It’s that time of year in which we seem to be getting quality album releases left and right, so more often than not, some gems end up getting swept away in the influx. For me, I typically have my list of ones to watch out for, and I stick to that before diving into the rest of the void. However, every once in a while some outliers will catch my ear. This is exactly the case for Strawberry Girls‘s latest, Tasmanian Glow.
My introduction to the Salinas-based progressive math rockers was enjoyable, yet very brief. My first time hearing them was when they opened for CHON and Polyphia at a tiny, artsy coffee shop venue called the Ché Cafe at a college campus in my hometown of San Diego – dare I say, before they were ‘a thing’. The venue hit capacity way too quickly, so we sat and listened from outside the cafe for the whole show, until finally being let in for CHON‘s final two songs. As exciting as Strawberry Girls sounded from the thralls of listening from a distance, I did not keep up with them too heavily from there. Not because the situation dampened the evening; it’s actually one of my fondest show memories. I just somewhat let them slip off the orbit of bands that live in my immediate consciousness. And boy, was that my mistake!
Tasmanian Glow opens with the thrillingly alluring “Bay of Fires”, which entirely set the tone for how exhilarating of an album it would turn out to be. Zachary Garren’s guitar introduction instantly reminded me of a track that would play during the most intense round of a colorful racing game. And as cheesy as that may sound to some, it snatched my attention to the fullest extent; as the song continued, it never let it go. Following the opener are two tracks that are just as engaging: the title track, “Tasmanian Glow”, and “Moonwalker”. Upon listening to these, I couldn’t help but get lost in the prolific chemistry of Garren’s guitar, Benjamin Rosett’s drums, and Ian Edward Jennings on bass. The trio packs a huge punch with this release, and it completely sucked me in to the point where I found myself replaying it again and again as soon as it finished.
As the album continues, we get into some more chilled-out vibes with “Baby Sprite” and “Mini Ripper”, the latter of which is my personal favorite of the bunch. I couldn’t help but pick up on the subtle hip hop-esque influences throughout the intro of “Mini Ripper”, which then drops into a metal-inspired build-up/breakdown dynamic. It leads out with some dreamy soundscapes and mindless, melodic mumbles of a pitched voice. This track is essentially my musical personality wrapped up all into one, so it definitely stuck with me the most.

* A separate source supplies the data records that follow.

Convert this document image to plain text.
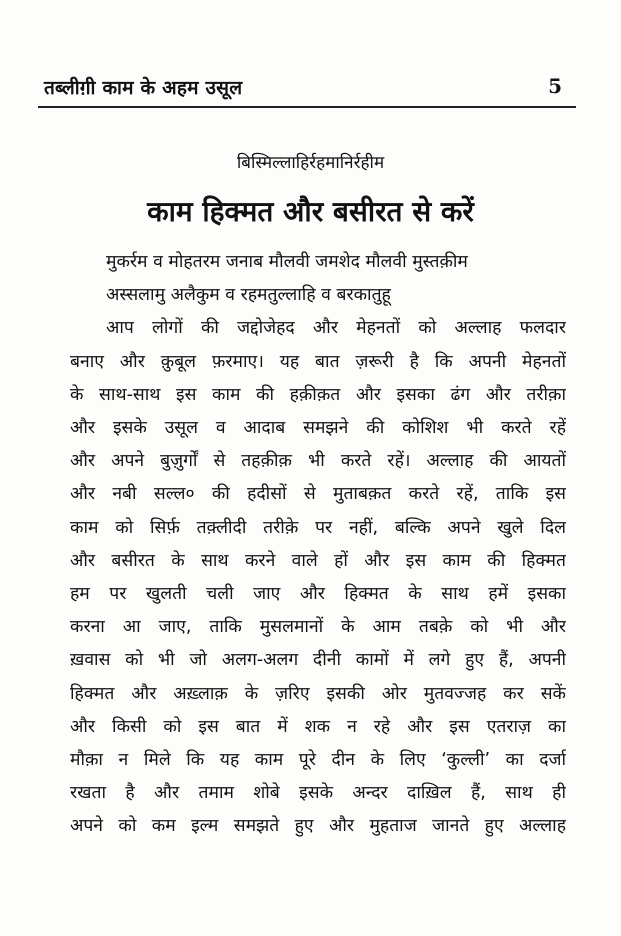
तब्लीग़ी काम के अहम उसूल	5
बिस्मिल्लाहिर्रहमानिर्रहीम
काम हिक्मत और बसीरत से करें
मुकर्रम व मोहतरम जनाब मौलवी जमशेद मौलवी मुस्तक़ीम
अस्सलामु अलैकुम व रहमतुल्लाहि व बरकातुहू
आप लोगों की जद्दोजेहद और मेहनतों को अल्लाह फलदार
बनाए और क़ुबूल फ़रमाए। यह बात ज़रूरी है कि अपनी मेहनतों
के साथ-साथ इस काम की हक़ीक़त और इसका ढंग और तरीक़ा
और इसके उसूल व आदाब समझने की कोशिश भी करते रहें
और अपने बुज़ुर्गों से तहक़ीक़ भी करते रहें। अल्लाह की आयतों
और नबी सल्ल० की हदीसों से मुताबक़त करते रहें, ताकि इस
काम को सिर्फ़ तक़्लीदी तरीक़े पर नहीं, बल्कि अपने खुले दिल
और बसीरत के साथ करने वाले हों और इस काम की हिक्मत
हम पर खुलती चली जाए और हिक्मत के साथ हमें इसका
करना आ जाए, ताकि मुसलमानों के आम तबक़े को भी और
ख़वास को भी जो अलग-अलग दीनी कामों में लगे हुए हैं, अपनी
हिक्मत और अख़्लाक़ के ज़रिए इसकी ओर मुतवज्जह कर सकें
और किसी को इस बात में शक न रहे और इस एतराज़ का
मौक़ा न मिले कि यह काम पूरे दीन के लिए ‘कुल्ली’ का दर्जा
रखता है और तमाम शोबे इसके अन्दर दाख़िल हैं, साथ ही
अपने को कम इल्म समझते हुए और मुहताज जानते हुए अल्लाह
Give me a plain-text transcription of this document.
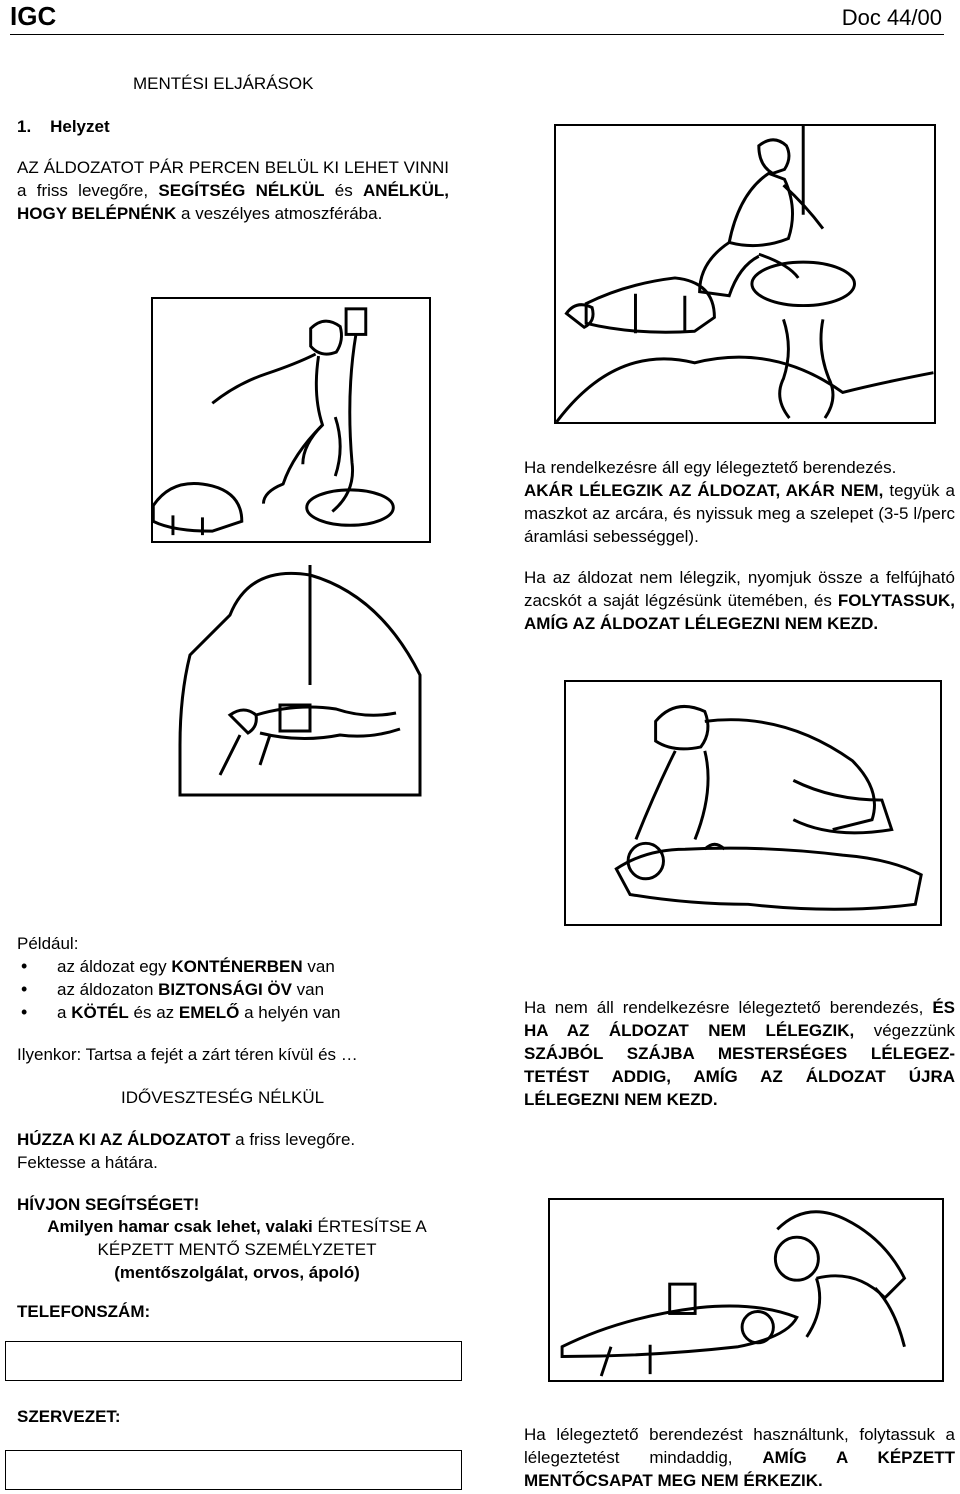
IGC	Doc 44/00
MENTÉSI ELJÁRÁSOK
1. Helyzet
AZ ÁLDOZATOT PÁR PERCEN BELÜL KI LEHET VINNI a friss levegőre, SEGÍTSÉG NÉLKÜL és ANÉLKÜL, HOGY BELÉPNÉNK a veszélyes atmoszférába.
Ha rendelkezésre áll egy lélegeztető berendezés.
AKÁR LÉLEGZIK AZ ÁLDOZAT, AKÁR NEM, tegyük a maszkot az arcára, és nyissuk meg a szelepet (3-5 l/perc áramlási sebességgel).
Ha az áldozat nem lélegzik, nyomjuk össze a felfújható zacskót a saját légzésünk ütemében, és FOLYTASSUK, AMÍG AZ ÁLDOZAT LÉLEGEZNI NEM KEZD.
Például:
• az áldozat egy KONTÉNERBEN van
• az áldozaton BIZTONSÁGI ÖV van
• a KÖTÉL és az EMELŐ a helyén van
Ilyenkor: Tartsa a fejét a zárt téren kívül és …
IDŐVESZTESÉG NÉLKÜL
Ha nem áll rendelkezésre lélegeztető berendezés, ÉS HA AZ ÁLDOZAT NEM LÉLEGZIK, végezzünk SZÁJBÓL SZÁJBA MESTERSÉGES LÉLEGEZ-TETÉST ADDIG, AMÍG AZ ÁLDOZAT ÚJRA LÉLEGEZNI NEM KEZD.
HÚZZA KI AZ ÁLDOZATOT a friss levegőre.
Fektesse a hátára.
HÍVJON SEGÍTSÉGET!
Amilyen hamar csak lehet, valaki ÉRTESÍTSE A
KÉPZETT MENTŐ SZEMÉLYZETET
(mentőszolgálat, orvos, ápoló)
TELEFONSZÁM:
SZERVEZET:
Ha lélegeztető berendezést használtunk, folytassuk a lélegeztetést mindaddig, AMÍG A KÉPZETT MENTŐCSAPAT MEG NEM ÉRKEZIK.
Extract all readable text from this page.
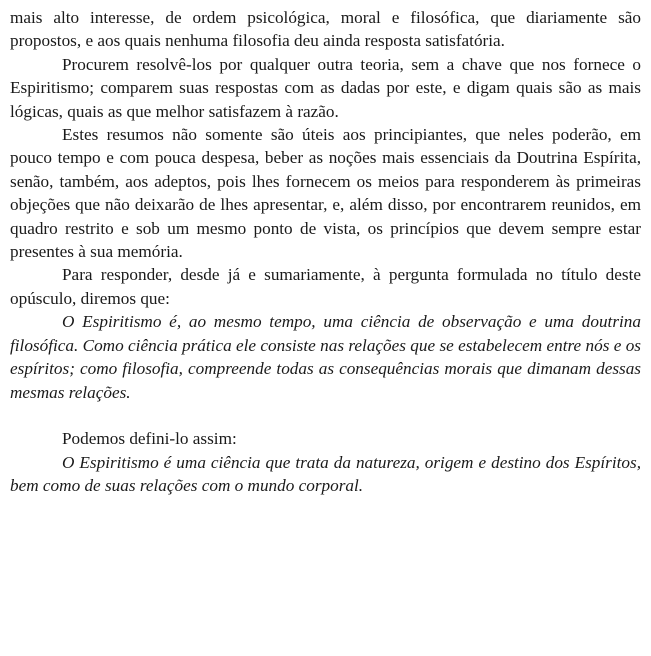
mais alto interesse, de ordem psicológica, moral e filosófica, que diariamente são propostos, e aos quais nenhuma filosofia deu ainda resposta satisfatória.

Procurem resolvê-los por qualquer outra teoria, sem a chave que nos fornece o Espiritismo; comparem suas respostas com as dadas por este, e digam quais são as mais lógicas, quais as que melhor satisfazem à razão.

Estes resumos não somente são úteis aos principiantes, que neles poderão, em pouco tempo e com pouca despesa, beber as noções mais essenciais da Doutrina Espírita, senão, também, aos adeptos, pois lhes fornecem os meios para responderem às primeiras objeções que não deixarão de lhes apresentar, e, além disso, por encontrarem reunidos, em quadro restrito e sob um mesmo ponto de vista, os princípios que devem sempre estar presentes à sua memória.

Para responder, desde já e sumariamente, à pergunta formulada no título deste opúsculo, diremos que:

O Espiritismo é, ao mesmo tempo, uma ciência de observação e uma doutrina filosófica. Como ciência prática ele consiste nas relações que se estabelecem entre nós e os espíritos; como filosofia, compreende todas as consequências morais que dimanam dessas mesmas relações.

Podemos defini-lo assim:

O Espiritismo é uma ciência que trata da natureza, origem e destino dos Espíritos, bem como de suas relações com o mundo corporal.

Mentally, at least for me, Tasmanian Glow visualizes as an adventurous journey through an invigorating night out in a bustling city. One of my favorite things about instrumental albums is attempting to figure out the underlying story through the track titles, if there is one that is. The periodic hints of r’n’b-fueled inspiration throughout the album suggest each piece does indeed flow along with the next. This rings true especially on the closing track “Party Nights”, featuring vocalist Andrés, with the lyrics containing themes of partying with friends and celebrating life together. As a whole, it paints a beautifully captivating composition of living life to the fullest while we can.
Now I’ll be honest, progressive rock and metal are my favorite genres. So, when it comes to bands and albums that fall into those categories, I tend to be a bit picky. I could sit here and tell you how similar Strawberry Girls are to the aforementioned Polyphia, CHON, or even Plini. But here’s the thing: they’re not. In fact, none of those artists are similar to the other in my opinion, but I know how much flack prog music gets for ‘sounding the same’. However, Strawberry Girls have entirely outdone themselves with this one, and it has quickly become a contender for my favorite albums of the year. So, just hear me out here: if you are new to the bewilderingly satisfying world of progressive music, let Tasmanian Glow be your introduction.